Tohu-Bohu / Shin’ya Komatsu


Tohu-Bohu
    Créées comme une compilation de cadavres exquis par un collectionneur invétéré de petits riens, les histoires qui composent Tohu-Bohu sont une formidable invitation au voyage et à la rêverie. Elles entraînent le lecteur dans un univers onirique balançant entre rêve et cauchemar. Beaucoup, comme le reconnaît l’auteur, mettent en scène un petit garçon, qui renvoie peut-être à l’enfant qu’il fut, celui qui ramassait bouts de ficelles et cartes de téléphone (à l’époque lointaine où on les utilisait encore dans les cabines !) Toutes nous forcent à perdre pied, à déposer sur la table de chevet notre esprit rationnel, pour admettre les propositions les plus étranges. Le décor tranquille d’une petite rue, avec au premier plan un garçon lisant à côté d’un poisson dans son bocal : tout s’arrête soudain sur cette image, tandis que le vieil homme assis au fond de la case se lève de son banc et sort des clés pour remonter la petite fille qui saute à la corde, le petit garçon qui passe avec un cerceau, le garçon qui lit dans son fauteuil… et même le poisson ! Deux amis regardent la rivière en crue après la tempête de la nuit. L’un des deux tire son copain par la manche pour aller plus loin, mais il reste étrangement immobile, tandis qu’un passant explique sans sourciller : « ce n’est rien… son esprit a plongé dans la rivière, voilà tout. Il retrouvera son état normal quand le niveau de l’eau aura baissé. Il ne faut pas t’en faire. »
    Certaines histoires sont bien sombres, sinueuses comme de mauvais rêves envahis par les ronces et les créatures malveillantes. D’autres sont lumineuses, abritées par les ruelles tortueuses de villages inondés de soleil. Toutes sont légèrement décalées, juste assez pour faire le lien entre réel et imaginaire. Telle cette maman qui déguste une gelée à la calebasse au bord de la mer avec son enfant : « quand je mange ça… j’ai l’impression de me souvenir du temps où j’étais une méduse… » Il y a encore ce petit garçon qui longe à vélo des routes bordées d’arbres, des plages, des trottoirs de villes et de longs chemins qui mènent jusqu’aux étoiles… Certaines sont à la lisière du fantastique, d’autres complètement imaginaires. Certaines sont drôles, comme cette histoire d’un petit ramoneur qui recueille une drôle de boule ronde et noire toute dure, à qui son collègue fait croire qu’il s’agit d’un œuf de girouette dont il convient de prendre bien soin pour faire éclore un bébé girouette… Ou cette planche qui montre deux personnages sautant alternativement à pieds joints sur un interrupteur…

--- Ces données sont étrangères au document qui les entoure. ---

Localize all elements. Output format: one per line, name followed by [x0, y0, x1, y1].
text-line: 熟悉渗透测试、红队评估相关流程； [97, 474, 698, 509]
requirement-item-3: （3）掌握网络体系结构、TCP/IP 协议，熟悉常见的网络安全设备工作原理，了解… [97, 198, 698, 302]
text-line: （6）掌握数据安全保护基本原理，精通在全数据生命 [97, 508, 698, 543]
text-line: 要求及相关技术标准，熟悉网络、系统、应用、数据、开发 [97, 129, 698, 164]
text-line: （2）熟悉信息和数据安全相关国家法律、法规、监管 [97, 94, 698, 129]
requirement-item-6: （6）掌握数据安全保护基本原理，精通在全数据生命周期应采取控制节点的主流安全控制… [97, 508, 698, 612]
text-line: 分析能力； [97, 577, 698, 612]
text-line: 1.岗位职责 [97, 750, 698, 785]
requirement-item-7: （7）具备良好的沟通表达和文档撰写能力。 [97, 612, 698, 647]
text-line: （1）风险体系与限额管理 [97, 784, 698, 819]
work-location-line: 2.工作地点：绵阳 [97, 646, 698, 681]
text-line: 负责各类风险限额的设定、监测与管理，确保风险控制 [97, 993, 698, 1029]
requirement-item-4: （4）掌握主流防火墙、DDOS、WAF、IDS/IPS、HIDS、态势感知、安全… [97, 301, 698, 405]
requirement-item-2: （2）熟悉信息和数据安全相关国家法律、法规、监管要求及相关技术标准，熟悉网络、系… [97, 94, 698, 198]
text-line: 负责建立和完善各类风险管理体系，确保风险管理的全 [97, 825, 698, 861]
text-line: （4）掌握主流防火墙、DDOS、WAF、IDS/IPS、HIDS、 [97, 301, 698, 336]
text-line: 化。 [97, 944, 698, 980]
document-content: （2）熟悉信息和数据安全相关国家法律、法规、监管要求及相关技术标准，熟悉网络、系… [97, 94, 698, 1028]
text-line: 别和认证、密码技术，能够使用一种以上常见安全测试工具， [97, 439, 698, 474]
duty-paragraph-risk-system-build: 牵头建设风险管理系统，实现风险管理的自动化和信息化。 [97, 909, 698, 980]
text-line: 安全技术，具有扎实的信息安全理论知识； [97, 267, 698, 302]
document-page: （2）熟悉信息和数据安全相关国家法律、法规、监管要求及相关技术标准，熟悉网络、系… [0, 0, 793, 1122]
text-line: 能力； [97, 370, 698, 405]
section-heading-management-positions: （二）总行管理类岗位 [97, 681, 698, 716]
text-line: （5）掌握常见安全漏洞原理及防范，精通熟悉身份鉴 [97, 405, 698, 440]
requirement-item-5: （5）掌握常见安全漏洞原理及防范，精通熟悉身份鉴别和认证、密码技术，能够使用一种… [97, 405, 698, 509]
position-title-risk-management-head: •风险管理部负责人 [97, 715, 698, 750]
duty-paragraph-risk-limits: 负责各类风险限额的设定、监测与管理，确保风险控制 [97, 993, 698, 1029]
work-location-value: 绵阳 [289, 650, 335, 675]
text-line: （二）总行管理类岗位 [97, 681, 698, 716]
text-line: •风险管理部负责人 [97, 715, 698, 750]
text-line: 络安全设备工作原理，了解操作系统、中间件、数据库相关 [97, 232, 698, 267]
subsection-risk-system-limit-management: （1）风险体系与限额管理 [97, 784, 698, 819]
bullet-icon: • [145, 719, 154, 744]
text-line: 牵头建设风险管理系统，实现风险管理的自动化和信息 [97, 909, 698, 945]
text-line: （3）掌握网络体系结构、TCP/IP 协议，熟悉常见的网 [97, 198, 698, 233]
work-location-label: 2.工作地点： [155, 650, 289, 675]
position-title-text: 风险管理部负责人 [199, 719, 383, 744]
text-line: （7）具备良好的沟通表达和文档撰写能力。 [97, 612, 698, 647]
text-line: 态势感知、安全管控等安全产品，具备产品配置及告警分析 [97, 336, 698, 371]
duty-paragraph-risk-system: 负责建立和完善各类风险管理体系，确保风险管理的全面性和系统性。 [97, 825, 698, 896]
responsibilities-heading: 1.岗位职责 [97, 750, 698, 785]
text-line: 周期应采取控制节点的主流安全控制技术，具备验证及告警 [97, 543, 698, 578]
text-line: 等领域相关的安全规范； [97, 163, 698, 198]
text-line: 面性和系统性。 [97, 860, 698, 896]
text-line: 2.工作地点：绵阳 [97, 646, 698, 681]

    Qu’elles amusent, qu’elles inquiètent ou qu’elles émeuvent, toutes ces histoires réunies composent un voyage poétique dans un univers mi-fantastique mi-merveilleux. Esprits rationnels s’abstenir ! Il faut ici lâcher prise et accepter de se laisser embarquer pour savourer à plein les beautés de ce drôle de monde. Difficile pour une fois de cibler un public, les niveaux de lecture pouvant être extrêmement variés. Les lycéens bien entendu peuvent lire Tohu-Bohu, mais aussi pourquoi pas les collégiens, voire des lecteurs plus jeunes ?



Références :
Tohu-Bohu. Shin’ya Komatsu. éditions imho, 2012. 14 €. 9782-9-15517-91-0.